Chaos politique à Kyoto
Le lecteur attentif se souviendra sans doute qu’en 1567, Oda Nobunaga s’était emparé de la forteresse d’Inabayama, la renommant Gifu. Il consacrait par là-même la prise de la province de Mino, auparavant dominée par le clan Saito. Si la victoire surprise d’Okehazama consacrait Oda Nobunaga comme un général dangereux, la prise de Mino et d’Inabayama/Gifu le certifiait comme un daimyo avec qui il fallait compter, capable de mobiliser les forces de sa province pour envahir ses voisins avec succès. Il attira l’attention d’une bonne partie du Japon, notamment celle de la Cour Impériale. L’Empereur lui adressa une lettre pour le féliciter de sa victoire. Et, accessoirement, l’inviter à restaurer les propriétés impériales (et les taxes associées) dans les territoires en sa possession. La Cour Impériale, en effet, se trouvait dans une situation financière que l’on peut qualifier poliment de “précaire”.

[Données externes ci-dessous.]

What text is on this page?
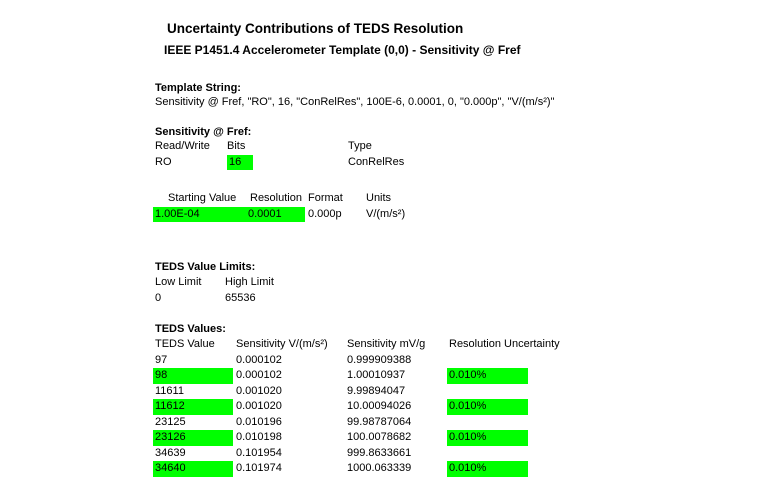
Uncertainty Contributions of TEDS Resolution
IEEE P1451.4 Accelerometer Template (0,0) - Sensitivity @ Fref
Template String:
Sensitivity @ Fref, "RO", 16, "ConRelRes", 100E-6, 0.0001, 0, "0.000p", "V/(m/s²)"
Sensitivity @ Fref:
Read/Write Bits	Type
RO	16	ConRelRes
Starting Value Resolution Format Units
1.00E-04	0.0001 0.000p V/(m/s²)
TEDS Value Limits:
Low Limit High Limit
0	65536
TEDS Values:
TEDS Value	Sensitivity V/(m/s²) Sensitivity mV/g Resolution Uncertainty
97	0.000102	0.999909388
98	0.000102	1.00010937	0.010%
11611	0.001020	9.99894047
11612	0.001020	10.00094026	0.010%
23125	0.010196	99.98787064
23126	0.010198	100.0078682	0.010%
34639	0.101954	999.8633661
34640	0.101974	1000.063339	0.010%
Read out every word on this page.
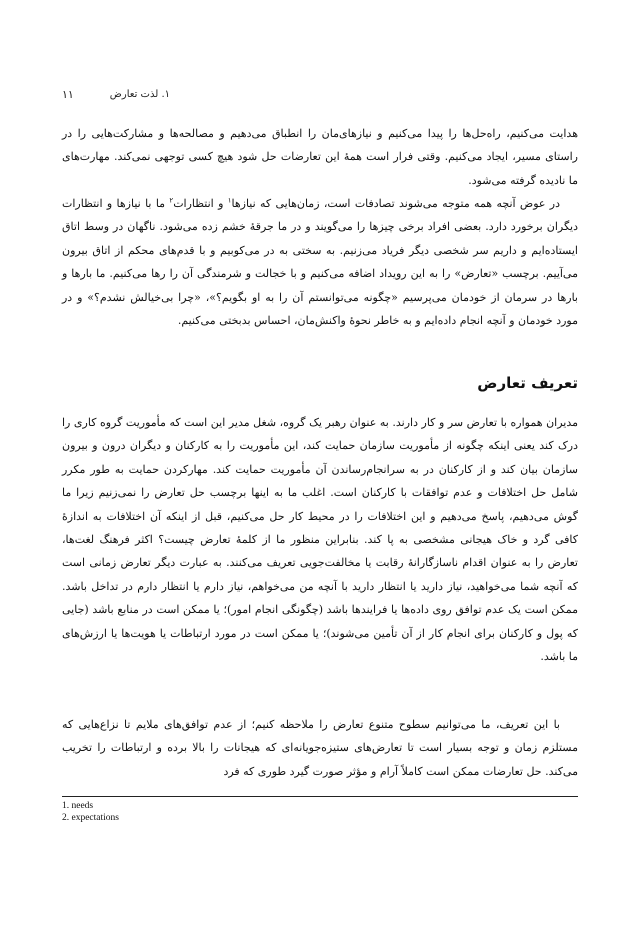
۱. لذت تعارض
۱۱
هدایت می‌کنیم، راه‌حل‌ها را پیدا می‌کنیم و نیازهای‌مان را انطباق می‌دهیم و مصالحه‌ها و مشارکت‌هایی را در راستای مسیر، ایجاد می‌کنیم. وقتی فرار است همهٔ این تعارضات حل شود هیچ کسی توجهی نمی‌کند. مهارت‌های ما نادیده گرفته می‌شود.
در عوض آنچه همه متوجه می‌شوند تصادفات است، زمان‌هایی که نیازها$^۱$ و انتظارات$^۲$ ما با نیازها و انتظارات دیگران برخورد دارد. بعضی افراد برخی چیزها را می‌گویند و در ما جرقهٔ خشم زده می‌شود. ناگهان در وسط اتاق ایستاده‌ایم و داریم سر شخصی دیگر فریاد می‌زنیم. به سختی به در می‌کوبیم و با قدم‌های محکم از اتاق بیرون می‌آییم. برچسب «تعارض» را به این رویداد اضافه می‌کنیم و با خجالت و شرمندگی آن را رها می‌کنیم. ما بارها و بارها در سرمان از خودمان می‌پرسیم «چگونه می‌توانستم آن را به او بگویم؟»، «چرا بی‌خیالش نشدم؟» و در مورد خودمان و آنچه انجام داده‌ایم و به خاطر نحوهٔ واکنش‌مان، احساس بدبختی می‌کنیم.
تعریف تعارض
مدیران همواره با تعارض سر و کار دارند. به عنوان رهبر یک گروه، شغل مدیر این است که مأموریت گروه کاری را درک کند یعنی اینکه چگونه از مأموریت سازمان حمایت کند، این مأموریت را به کارکنان و دیگران درون و بیرون سازمان بیان کند و از کارکنان در به سرانجام‌رساندن آن مأموریت حمایت کند. مهارکردن حمایت به طور مکرر شامل حل اختلافات و عدم توافقات با کارکنان است. اغلب ما به اینها برچسب حل تعارض را نمی‌زنیم زیرا ما گوش می‌دهیم، پاسخ می‌دهیم و این اختلافات را در محیط کار حل می‌کنیم، قبل از اینکه آن اختلافات به اندازهٔ کافی گرد و خاک هیجانی مشخصی به پا کند. بنابراین منظور ما از کلمهٔ تعارض چیست؟ اکثر فرهنگ لغت‌ها، تعارض را به عنوان اقدام ناسازگارانهٔ رقابت یا مخالفت‌جویی تعریف می‌کنند. به عبارت دیگر تعارض زمانی است که آنچه شما می‌خواهید، نیاز دارید یا انتظار دارید با آنچه من می‌خواهم، نیاز دارم یا انتظار دارم در تداخل باشد. ممکن است یک عدم توافق روی داده‌ها یا فرایندها باشد (چگونگی انجام امور)؛ یا ممکن است در منابع باشد (جایی که پول و کارکنان برای انجام کار از آن تأمین می‌شوند)؛ یا ممکن است در مورد ارتباطات یا هویت‌ها یا ارزش‌های ما باشد.
با این تعریف، ما می‌توانیم سطوح متنوع تعارض را ملاحظه کنیم؛ از عدم توافق‌های ملایم تا نزاع‌هایی که مستلزم زمان و توجه بسیار است تا تعارض‌های ستیزه‌جویانه‌ای که هیجانات را بالا برده و ارتباطات را تخریب می‌کند. حل تعارضات ممکن است کاملاً آرام و مؤثر صورت گیرد طوری که فرد
1. needs
2. expectations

Mais l’Empereur n’est pas le seul à s’intéresser à Nobunaga. Ashikaga Yoshiaki, un jeune noble de la famille shogunale, regardait avec un grand intérêt l’émergence de ce nouveau pouvoir. Pour mieux comprendre cela, il faut revenir un peu en arrière et se pencher sur l’état du pouvoir shogunal. Comme cela a déjà été expliqué, le Shogun n’était plus guère obéi par grand monde, et tout comme les Empereurs avaient fini sous la tutelle des Shoguns, les Shoguns Ashikaga étaient désormais sous la tutelle des daimyos locaux. Les Hosokawa avaient laissé place à d’autres familles, et dans les années 1550, c’étaient les Miyoshi qui dominaient Kyoto avec l’aide d’un autre seigneur, Matsunaga Hisahide. Le Shogun était alors Ashikaga Yoshiteru, arrivé au “pouvoir” en 1546. S’il ne fut, pendant bien longtemps, qu’un simple pantin pour les Miyoshi, des troubles internes chez ses maîtres lui permirent, en 1564, d’essayer de renverser la balance et de diriger seul. Mal lui en prit : les Miyoshi et Matsunaga Hisahide se liguèrent contre le Shogun et l’attaquèrent dans Kyoto même. Le 17 juin 1565, les coalisés envahirent le palais shogunal. Yoshiteru n’abandonna pas la place et joignit ses maigres forces au combat, mais la disproportion des forces était trop grande. Le Shogun fut tué au combat, ainsi que sa famille dans le carnage qui s’ensuivit. Ses soutiens se dispersèrent hors de la capitale, notamment son jeune frère Yoshiaki, qui s’en alla trouver refuge auprès du clan Asakura.
Ashikaga Yoshiaki
Yoshiaki souhaitait que les Asakura l’aident à venger le défunt Shogun, mais eux n’étaient guère enclin à se lancer dans une opération sans aucun profit et qui les éloignerait de leurs terres. Yoshiaki, bien qu’invité d’honneur, était gênant. Et lui-même le savait. Il sonda donc sa maigre suite pour trouver une option. Une réponse lui fut apportée par un certain Akechi Mitsuhide, qui conseilla à Yoshiaki de demander l’aide de Oda Nobunaga, qui venait alors de s’emparer de Mino. Ashikaga Yoshiaki, convaincu par Mitsuhide, envoya ce dernier à Gifu pour plaider sa cause. Que Mitsuhide soit bon diplomate ou que cela corresponde aux ambitions de Nobunaga, difficile de trancher. Mais le maître d’Owari et de Mino fit bon accueil à Akechi Mitsuhide, lui offrant même un petit fief à Mino, et accepta d’aider Yoshiaki à devenir Shogun. En juillet 1568, Yoshiaki quitta donc les Asakura pour Gifu, où il fut royalement accueilli par les Oda.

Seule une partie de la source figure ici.